| Due at varying times | CS 6751 - Human-Computer Interaction | Winter 1999 |
Each project group will be graded as a team, that is, each person receives the same grade. I will poll team members, however, to make sure that all members are contributing. Lack of participation may precipitate an individual reduction of grade. Within the team, you must negotiate on how much and what each person will contribute. Think carefully about your team members: Where do people live and what hours do they work? Where will you meet? What skills do the different individuals bring to the group (computing, programming, design, evaluation, statistics, etc.)? I would strongly encourage you to form a heterogeneous team full of individuals with varying skills.
In class we will discuss different techniques for acquiring this kind of information. Feel free to utilize the techniques that you feel are most appropriate to the particular task you are examining. Your report and deliverable for this part should deeply examine the problem of study. Who are the potential users? What tasks do they seek to perform? What functionality should the system provide? Basically, you are setting up a set of constraints for your subsequent design. What criteria should be used to judge if your design is a success or not?
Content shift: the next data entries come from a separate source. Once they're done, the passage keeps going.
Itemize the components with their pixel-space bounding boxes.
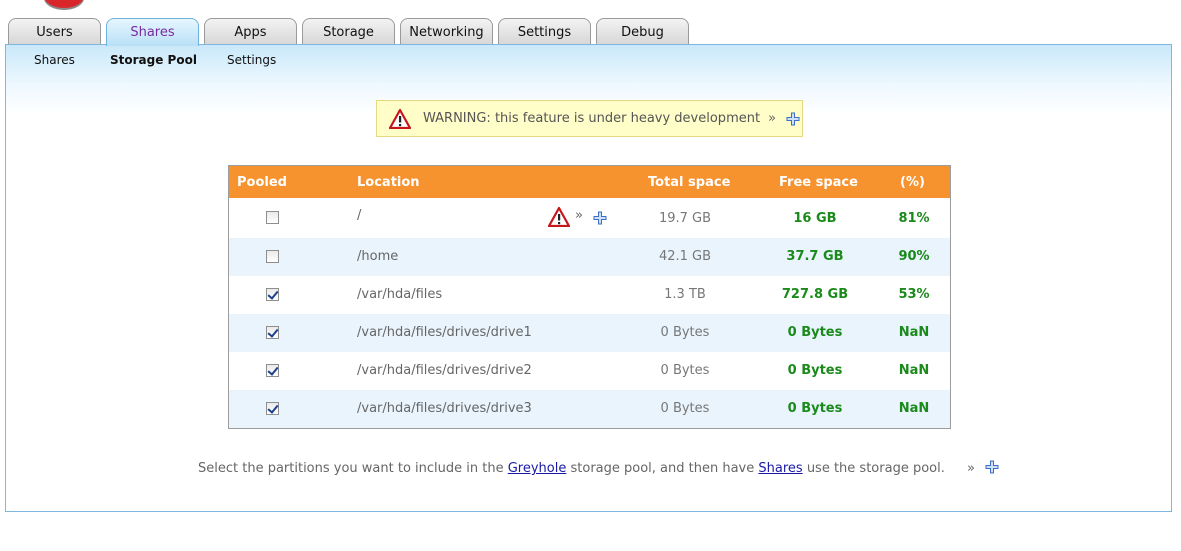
total-space-cell: 0 Bytes	[660, 363, 710, 378]
tab-apps[interactable]: Apps	[204, 18, 297, 45]
plus-icon[interactable]	[593, 211, 607, 225]
header-pooled: Pooled	[237, 175, 287, 190]
tab-settings[interactable]: Settings	[498, 18, 591, 45]
tab-debug[interactable]: Debug	[596, 18, 689, 45]
content-panel: Shares Storage Pool Settings WARNING: th…	[5, 44, 1172, 512]
total-space-cell: 0 Bytes	[660, 401, 710, 416]
header-percent: (%)	[900, 175, 925, 190]
warning-icon[interactable]	[548, 207, 570, 227]
table-row: /var/hda/files/drives/drive2 0 Bytes 0 B…	[229, 352, 950, 390]
free-space-cell: 0 Bytes	[787, 401, 843, 416]
tab-label: Debug	[621, 24, 664, 40]
table-header: Pooled Location Total space Free space (…	[229, 166, 950, 198]
tab-label: Users	[36, 24, 73, 40]
help-text: Select the partitions you want to includ…	[198, 460, 999, 476]
percent-cell: NaN	[898, 325, 930, 340]
total-space-cell: 0 Bytes	[660, 325, 710, 340]
subnav-settings[interactable]: Settings	[227, 53, 276, 67]
pooled-checkbox[interactable]	[266, 326, 279, 339]
pooled-checkbox[interactable]	[266, 364, 279, 377]
free-space-cell: 16 GB	[793, 211, 837, 226]
percent-cell: 81%	[898, 211, 930, 226]
table-row: /var/hda/files/drives/drive3 0 Bytes 0 B…	[229, 390, 950, 428]
warning-banner: WARNING: this feature is under heavy dev…	[376, 100, 803, 137]
tab-label: Apps	[234, 24, 267, 40]
total-space-cell: 42.1 GB	[658, 249, 712, 264]
percent-cell: 53%	[898, 287, 930, 302]
free-space-cell: 37.7 GB	[786, 249, 844, 264]
help-text-part: use the storage pool.	[802, 461, 945, 476]
subnav-storage-pool[interactable]: Storage Pool	[110, 53, 197, 67]
greyhole-link[interactable]: Greyhole	[508, 461, 567, 476]
more-link[interactable]: »	[967, 461, 975, 476]
pooled-checkbox[interactable]	[266, 211, 279, 224]
percent-cell: 90%	[898, 249, 930, 264]
tab-label: Settings	[517, 24, 572, 40]
table-row: /home 42.1 GB 37.7 GB 90%	[229, 238, 950, 276]
tab-shares[interactable]: Shares	[106, 18, 199, 46]
storage-pool-table: Pooled Location Total space Free space (…	[228, 165, 951, 429]
table-row: / » 19.7 GB 16 GB 81%	[229, 198, 950, 238]
warning-icon	[389, 108, 411, 129]
location-cell: /var/hda/files/drives/drive1	[357, 325, 532, 340]
table-row: /var/hda/files/drives/drive1 0 Bytes 0 B…	[229, 314, 950, 352]
shares-link[interactable]: Shares	[758, 461, 802, 476]
header-free-space: Free space	[779, 175, 858, 190]
pooled-checkbox[interactable]	[266, 288, 279, 301]
location-cell: /	[357, 208, 362, 223]
header-location: Location	[357, 175, 420, 190]
percent-cell: NaN	[898, 401, 930, 416]
app-logo	[44, 0, 84, 8]
pooled-checkbox[interactable]	[266, 402, 279, 415]
tab-users[interactable]: Users	[8, 18, 101, 45]
free-space-cell: 0 Bytes	[787, 363, 843, 378]
warning-text: WARNING: this feature is under heavy dev…	[423, 111, 761, 126]
location-cell: /home	[357, 249, 399, 264]
total-space-cell: 19.7 GB	[658, 211, 712, 226]
header-total-space: Total space	[648, 175, 731, 190]
free-space-cell: 727.8 GB	[781, 287, 849, 302]
location-cell: /var/hda/files/drives/drive2	[357, 363, 532, 378]
pooled-checkbox[interactable]	[266, 250, 279, 263]
percent-cell: NaN	[898, 363, 930, 378]
more-link[interactable]: »	[575, 208, 583, 223]
plus-icon[interactable]	[985, 460, 999, 474]
location-cell: /var/hda/files	[357, 287, 443, 302]
tab-label: Shares	[130, 25, 175, 40]
more-link[interactable]: »	[768, 111, 776, 126]
free-space-cell: 0 Bytes	[787, 325, 843, 340]
plus-icon[interactable]	[786, 112, 800, 126]
help-text-part: Select the partitions you want to includ…	[198, 461, 508, 476]
help-text-part: storage pool, and then have	[566, 461, 759, 476]
total-space-cell: 1.3 TB	[664, 287, 706, 302]
tab-label: Networking	[409, 24, 484, 40]
location-cell: /var/hda/files/drives/drive3	[357, 401, 532, 416]
tab-networking[interactable]: Networking	[400, 18, 493, 45]
table-row: /var/hda/files 1.3 TB 727.8 GB 53%	[229, 276, 950, 314]
tab-label: Storage	[323, 24, 374, 40]
subnav-shares[interactable]: Shares	[34, 53, 75, 67]
tab-storage[interactable]: Storage	[302, 18, 395, 45]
More specifically, you should develop the following items in this part, and you should communicate them through your report:
In this part of the project you only need to provide mock-ups, storyboards, and sketches of your interface designs. That is, you should provide pencil-and-paper or electronic images of the interface at various stages; You do not need to build a working prototype. Your design sketches should be sufficiently detailed for a potential user to provide useful feedback about the design, however. Along with your design mock-ups, you should provide a brief narrative walk-through of how the system will work. Perhaps most importantly, you should also include your justifications for why design decisions were made, and what you consider to be the realtive strengths and weaknesses of your different designs.
Accompanying your designs should be a set of usability specifications for the system. What are your objectives through the design? For example, if you are working on a calendar manager, you might specify time limits in which you expect a user to be able to schedule or modify an appointment, or a maximum number of errors that you expect to occur. Basically, you should list a set of criteria by which your interface can be evaluated.
Finally, this part of the project should include an initial evaluation plan for the system. Suppose that your interface is implemented through a prototype. What kinds of benchmark tasks would you have users perform to help evaluate the interface? What kind of subjective questionnaire would you deploy to have a user critique the interface? You will need to actually carry out some of this evaluation in part 3, so you should do your best to set it up now.
Your project report should include all the explanatory material mentioned above as well as all the design sketches, drafts, storyboards, etc., that you generated. If some of your sketches are on apper, we will provide you with access to a scanner to scan in these images. Make sure that your report adequately reflects the design process that your group undertook.
We will utilize one full class day as a poster session at the end of this part of the project. Each group will post some of their design ideas on a poster in class. Everyone will then circulate and interact with the designers. The idea here is that each group can use this opportunity to get feedback about their design ideas and to iteratively refine their design as they head into part 3 of the project.
After your prototype is (somewhat) working, you should run a few usability studies of the system on prospective users. These users will probably be your client(s) and maybe other students from class. Your studies should simply be a carrying-out of the usability plan that your put forward in part 2. Give the users a few simple benchmark tasks and have them interact with your interface. Deploy a questionnaire to get their subjective feedback.
Your write-up for this part should include a description of your system prototype. You can include screen dumps to help explain it. Also include a description of the results of your usability studies. What conclusions can you draw from the studies? What aspects of your design "worked" and what failed to meet your specifications? If you had more time to work on the design, what would you now change and improve? Remember, no designer ever gets a system "just right." We will reward teams who honestly and carefully assess their design and who clearly provide a plan for its improvement.